While this initial experiment is coming to a bittersweet end, a new beginning is emerging from beneath the Antarctic ice, as well as from other instruments around the world. The IceCube collaboration plans to revisit its data set using new machine learning techniques that could identify anomalies that were missed in this study. The team also hopes to dramatically expand the size of IceCube in order to obtain an even larger data set that could eventually reveal traces of space-time anomalies that point to quantum gravity.

“In my opinion, there’s still a chance,” Katori said. “This analysis is the first iteration of its kind. We made this an analysis framework and we developed the code, but in a sense, we didn’t do our best because things are still developing.”

“I think there’s an opportunity to improve it,” he noted, “but I can’t guarantee to what extent.”

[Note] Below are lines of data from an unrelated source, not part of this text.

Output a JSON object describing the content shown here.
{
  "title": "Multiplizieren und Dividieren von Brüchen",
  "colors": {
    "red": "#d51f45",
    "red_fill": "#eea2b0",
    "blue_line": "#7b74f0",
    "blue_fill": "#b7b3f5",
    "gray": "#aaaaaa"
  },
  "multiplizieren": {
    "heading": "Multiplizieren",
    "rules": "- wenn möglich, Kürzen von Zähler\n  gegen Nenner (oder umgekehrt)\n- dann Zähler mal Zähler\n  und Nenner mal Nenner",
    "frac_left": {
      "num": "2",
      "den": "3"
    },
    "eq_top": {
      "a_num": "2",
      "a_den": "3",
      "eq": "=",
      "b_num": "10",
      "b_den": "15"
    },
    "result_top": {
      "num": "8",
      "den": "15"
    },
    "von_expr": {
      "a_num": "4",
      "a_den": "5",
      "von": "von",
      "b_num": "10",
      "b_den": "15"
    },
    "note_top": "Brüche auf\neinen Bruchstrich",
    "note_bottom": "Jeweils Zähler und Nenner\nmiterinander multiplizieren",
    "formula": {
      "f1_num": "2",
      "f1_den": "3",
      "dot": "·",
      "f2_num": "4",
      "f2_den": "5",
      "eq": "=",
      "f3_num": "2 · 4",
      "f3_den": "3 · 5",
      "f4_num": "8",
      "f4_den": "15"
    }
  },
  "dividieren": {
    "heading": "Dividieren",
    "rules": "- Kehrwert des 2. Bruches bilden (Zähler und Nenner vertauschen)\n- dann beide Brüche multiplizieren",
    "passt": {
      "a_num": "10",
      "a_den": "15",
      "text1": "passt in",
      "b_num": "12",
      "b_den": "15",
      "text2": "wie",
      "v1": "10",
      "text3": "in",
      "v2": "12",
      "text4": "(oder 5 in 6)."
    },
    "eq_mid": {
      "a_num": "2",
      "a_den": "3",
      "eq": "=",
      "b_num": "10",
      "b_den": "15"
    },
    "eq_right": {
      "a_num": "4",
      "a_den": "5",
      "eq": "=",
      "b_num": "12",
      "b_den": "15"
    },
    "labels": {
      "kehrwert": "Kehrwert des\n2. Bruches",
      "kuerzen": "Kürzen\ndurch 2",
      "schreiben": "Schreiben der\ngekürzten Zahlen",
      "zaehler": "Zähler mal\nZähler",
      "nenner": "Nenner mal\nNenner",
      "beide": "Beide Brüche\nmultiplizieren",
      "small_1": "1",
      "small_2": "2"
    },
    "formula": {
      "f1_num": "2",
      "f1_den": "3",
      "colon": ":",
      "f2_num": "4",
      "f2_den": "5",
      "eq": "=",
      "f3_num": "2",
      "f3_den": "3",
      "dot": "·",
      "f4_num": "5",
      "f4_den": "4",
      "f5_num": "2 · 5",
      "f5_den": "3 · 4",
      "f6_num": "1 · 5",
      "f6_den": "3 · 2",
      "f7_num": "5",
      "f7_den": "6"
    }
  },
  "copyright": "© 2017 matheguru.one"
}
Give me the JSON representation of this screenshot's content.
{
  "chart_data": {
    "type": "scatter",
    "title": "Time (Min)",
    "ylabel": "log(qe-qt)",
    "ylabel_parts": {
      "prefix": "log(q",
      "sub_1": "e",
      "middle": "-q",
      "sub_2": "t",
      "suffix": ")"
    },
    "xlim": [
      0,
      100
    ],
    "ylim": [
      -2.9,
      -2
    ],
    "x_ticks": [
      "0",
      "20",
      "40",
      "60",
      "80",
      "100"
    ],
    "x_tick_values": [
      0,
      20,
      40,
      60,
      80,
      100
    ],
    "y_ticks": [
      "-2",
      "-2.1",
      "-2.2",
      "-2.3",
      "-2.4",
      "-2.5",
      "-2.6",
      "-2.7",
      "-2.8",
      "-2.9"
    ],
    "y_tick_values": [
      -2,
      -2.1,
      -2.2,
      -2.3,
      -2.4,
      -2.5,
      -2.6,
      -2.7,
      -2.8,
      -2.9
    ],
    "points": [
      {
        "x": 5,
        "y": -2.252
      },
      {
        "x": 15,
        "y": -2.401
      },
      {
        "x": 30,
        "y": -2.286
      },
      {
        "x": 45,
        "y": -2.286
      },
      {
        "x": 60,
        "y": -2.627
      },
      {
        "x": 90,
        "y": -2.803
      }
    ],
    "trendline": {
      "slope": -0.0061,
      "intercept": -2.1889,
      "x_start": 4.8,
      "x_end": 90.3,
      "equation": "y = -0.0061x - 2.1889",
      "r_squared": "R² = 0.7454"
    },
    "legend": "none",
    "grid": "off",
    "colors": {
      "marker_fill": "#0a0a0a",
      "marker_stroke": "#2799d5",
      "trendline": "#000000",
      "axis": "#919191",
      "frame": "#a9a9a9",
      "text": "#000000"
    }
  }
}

Meanwhile, the new results show that it is possible to probe spacetime using slippery particles from the distant universe, providing a way to explore a number of other potential models and experiments.

“Although the motivation for this analysis is to look for evidence of quantum gravity, the formalism we used is model-independent, and our results may set limits to several new physical models, including a new long-range force, dark energy neutrino. coupling, neutrino-dark matter scattering, violation of the equivalent principle, etc.,” IceCube’s contribution to the study concluded.